The design and use of robots for reachability and dexterity during eye surgery have been specified by a collaborative study between academics from Moorfields Eye Hospital, University College London (UCL), and Kings College London (KCL). This is what is known as global metric created for the development of agile robots.

“While there has been no work on designing robots for dexterity, that is, for reaching a specific point but under every orientation possible, we already have good algorithms for the reachability of robots that explain how long, stiff, or bendy a robot should be to reach specific locations,” said Dr. Christos Bergeles.
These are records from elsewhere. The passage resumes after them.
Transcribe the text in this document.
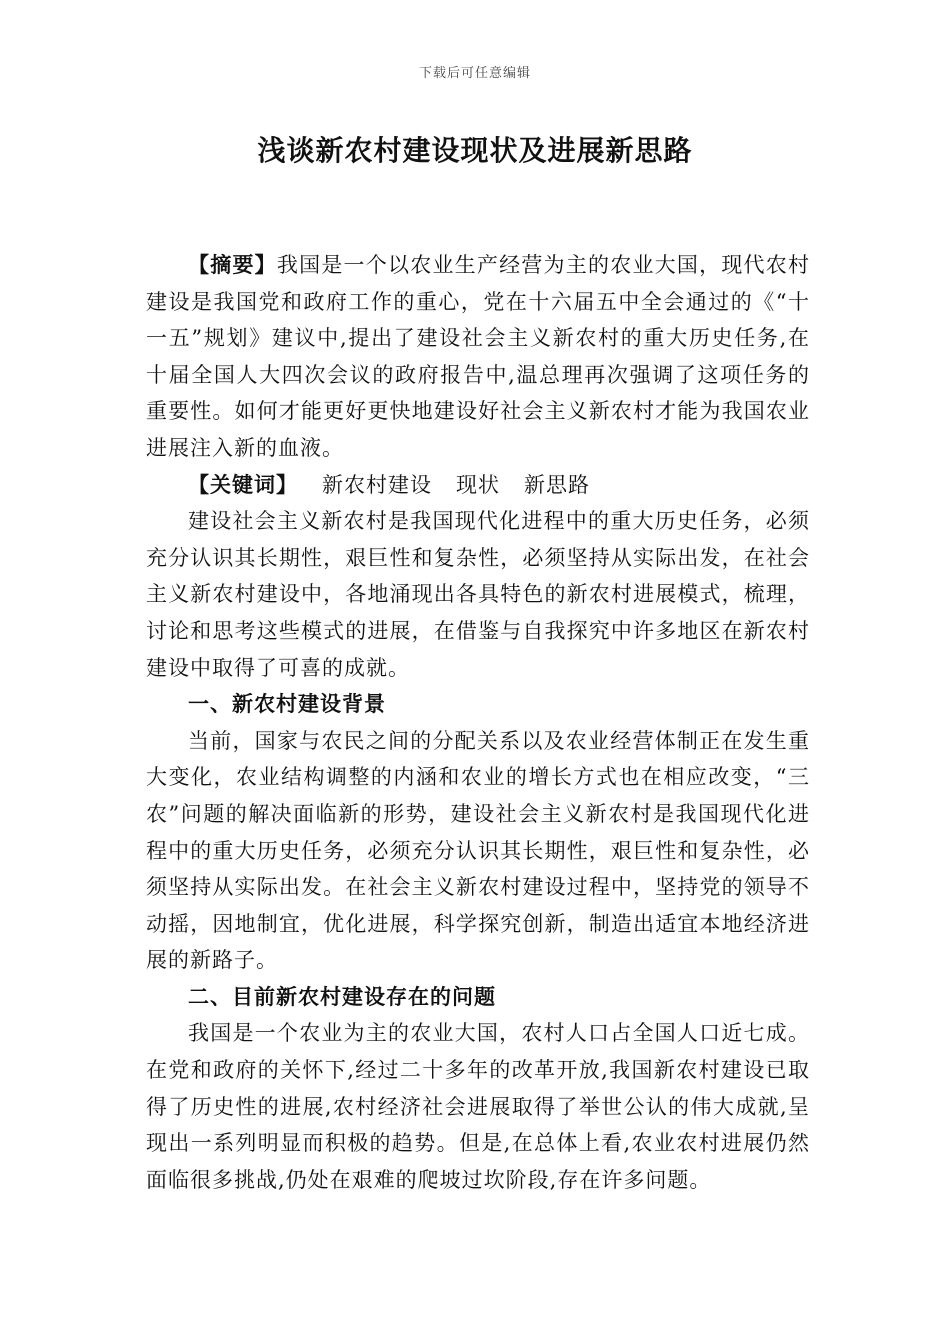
下载后可任意编辑
浅谈新农村建设现状及进展新思路

【摘要】我国是一个以农业生产经营为主的农业大国，现代农村建设是我国党和政府工作的重心，党在十六届五中全会通过的《“十一五”规划》建议中,提出了建设社会主义新农村的重大历史任务,在十届全国人大四次会议的政府报告中,温总理再次强调了这项任务的重要性。如何才能更好更快地建设好社会主义新农村才能为我国农业进展注入新的血液。

【关键词】 新农村建设 现状 新思路

建设社会主义新农村是我国现代化进程中的重大历史任务，必须充分认识其长期性，艰巨性和复杂性，必须坚持从实际出发，在社会主义新农村建设中，各地涌现出各具特色的新农村进展模式，梳理，讨论和思考这些模式的进展，在借鉴与自我探究中许多地区在新农村建设中取得了可喜的成就。

一、新农村建设背景

当前，国家与农民之间的分配关系以及农业经营体制正在发生重大变化，农业结构调整的内涵和农业的增长方式也在相应改变，“三农”问题的解决面临新的形势，建设社会主义新农村是我国现代化进程中的重大历史任务，必须充分认识其长期性，艰巨性和复杂性，必须坚持从实际出发。在社会主义新农村建设过程中，坚持党的领导不动摇，因地制宜，优化进展，科学探究创新，制造出适宜本地经济进展的新路子。

二、目前新农村建设存在的问题

我国是一个农业为主的农业大国，农村人口占全国人口近七成。在党和政府的关怀下,经过二十多年的改革开放,我国新农村建设已取得了历史性的进展,农村经济社会进展取得了举世公认的伟大成就,呈现出一系列明显而积极的趋势。但是,在总体上看,农业农村进展仍然面临很多挑战,仍处在艰难的爬坡过坎阶段,存在许多问题。
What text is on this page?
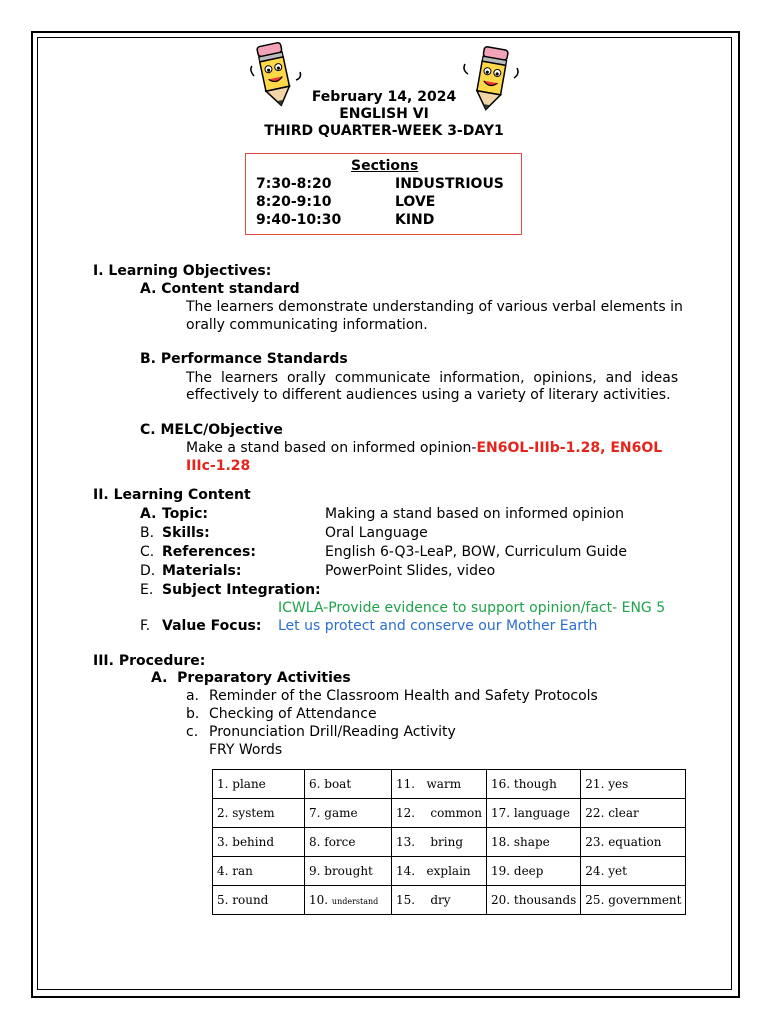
February 14, 2024
ENGLISH VI
THIRD QUARTER-WEEK 3-DAY1
Sections
7:30-8:20	INDUSTRIOUS
8:20-9:10	LOVE
9:40-10:30	KIND
I. Learning Objectives:
A. Content standard
The learners demonstrate understanding of various verbal elements in
orally communicating information.
B. Performance Standards
The  learners  orally  communicate  information,  opinions,  and  ideas
effectively to different audiences using a variety of literary activities.
C. MELC/Objective
Make a stand based on informed opinion-EN6OL-IIIb-1.28, EN6OL
IIIc-1.28
II. Learning Content
A. Topic:	Making a stand based on informed opinion
B. Skills:	Oral Language
C. References:	English 6-Q3-LeaP, BOW, Curriculum Guide
D. Materials:	PowerPoint Slides, video
E. Subject Integration:
ICWLA-Provide evidence to support opinion/fact- ENG 5
F. Value Focus: Let us protect and conserve our Mother Earth
III. Procedure:
A.  Preparatory Activities
a. Reminder of the Classroom Health and Safety Protocols
b. Checking of Attendance
c. Pronunciation Drill/Reading Activity
FRY Words
1. plane	6. boat	11.   warm	16. though	21. yes
2. system	7. game	12.    common	17. language	22. clear
3. behind	8. force	13.    bring	18. shape	23. equation
4. ran	9. brought	14.   explain	19. deep	24. yet
5. round	10. understand	15.    dry	20. thousands	25. government
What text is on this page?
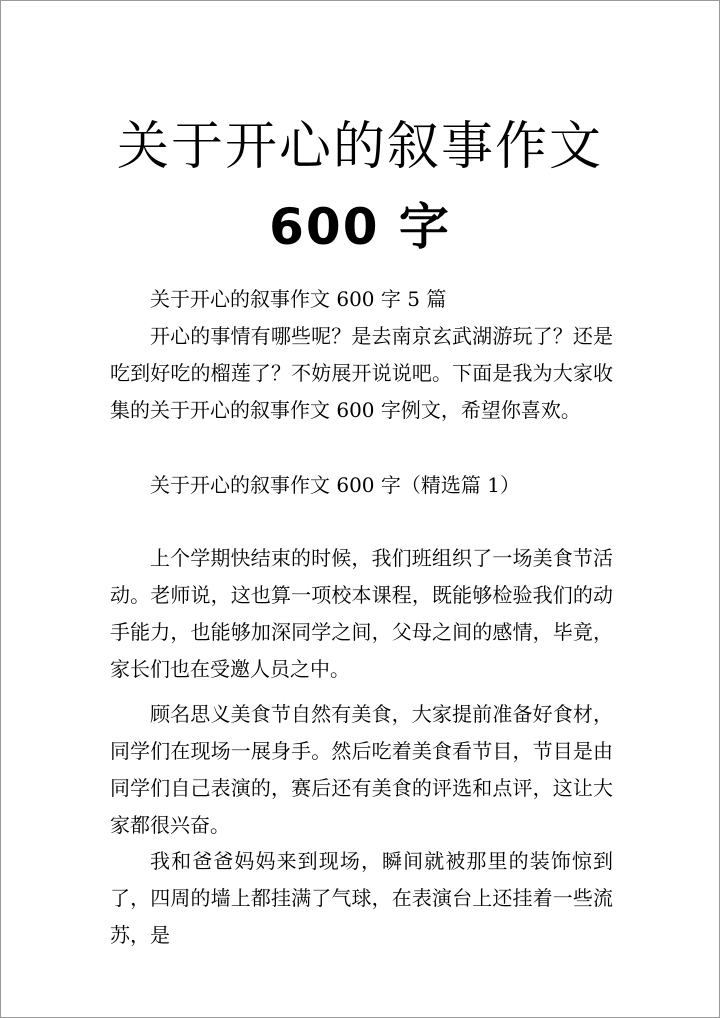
关于开心的叙事作文
600 字

关于开心的叙事作文 600 字 5 篇

开心的事情有哪些呢？是去南京玄武湖游玩了？还是吃到好吃的榴莲了？不妨展开说说吧。下面是我为大家收集的关于开心的叙事作文 600 字例文，希望你喜欢。

关于开心的叙事作文 600 字（精选篇 1）

上个学期快结束的时候，我们班组织了一场美食节活动。老师说，这也算一项校本课程，既能够检验我们的动手能力，也能够加深同学之间，父母之间的感情，毕竟，家长们也在受邀人员之中。

顾名思义美食节自然有美食，大家提前准备好食材，同学们在现场一展身手。然后吃着美食看节目，节目是由同学们自己表演的，赛后还有美食的评选和点评，这让大家都很兴奋。

我和爸爸妈妈来到现场，瞬间就被那里的装饰惊到了，四周的墙上都挂满了气球，在表演台上还挂着一些流苏，是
An application that specifies reachability and dexterity has been developed by researchers Dr. Christos Bergeles from the School of Biomedical Engineering & Imaging Sciences, Dr. Konrad Leibrandt, formerly at UCL, and Prof. Lyndon da Cruz from Moorfields Eye Hospital. They have developed a global metric that makes it possible to compare continuous robots in terms of numbers.

“While there has been no work on designing robots for dexterity, that is, for reaching a specific point but under every orientation possible, we already have good algorithms for the reachability of robots that explain how long, stiff, or bendy a robot should be to reach specific locations,” said Dr. Christos Bergeles.

An application that specifies reachability and dexterity has been developed by researchers Dr. Christos Bergeles from the School of Biomedical Engineering & Imaging Sciences, Dr. Konrad Leibrandt, formerly at UCL, and Prof. Lyndon da Cruz from Moorfields Eye Hospital. They have developed a global metric that makes it possible to compare continuous robots in terms of numbers.

Bergeles is utilizing the methods outlined in a paper published last year, to develop micro-surgical robots that offer opportunities beyond conventional surgery. He aims to implement the design algorithms in robotics for eye surgery, under a new collaborative program from KCL, UCL and Moorfield.

“The developed systems will revitalize surgery by improving practice and patient outcomes, supporting the vision of sight restoration, and presenting evidence for the role of new smart instrumentation technologies in the operating room,” said Bergeles.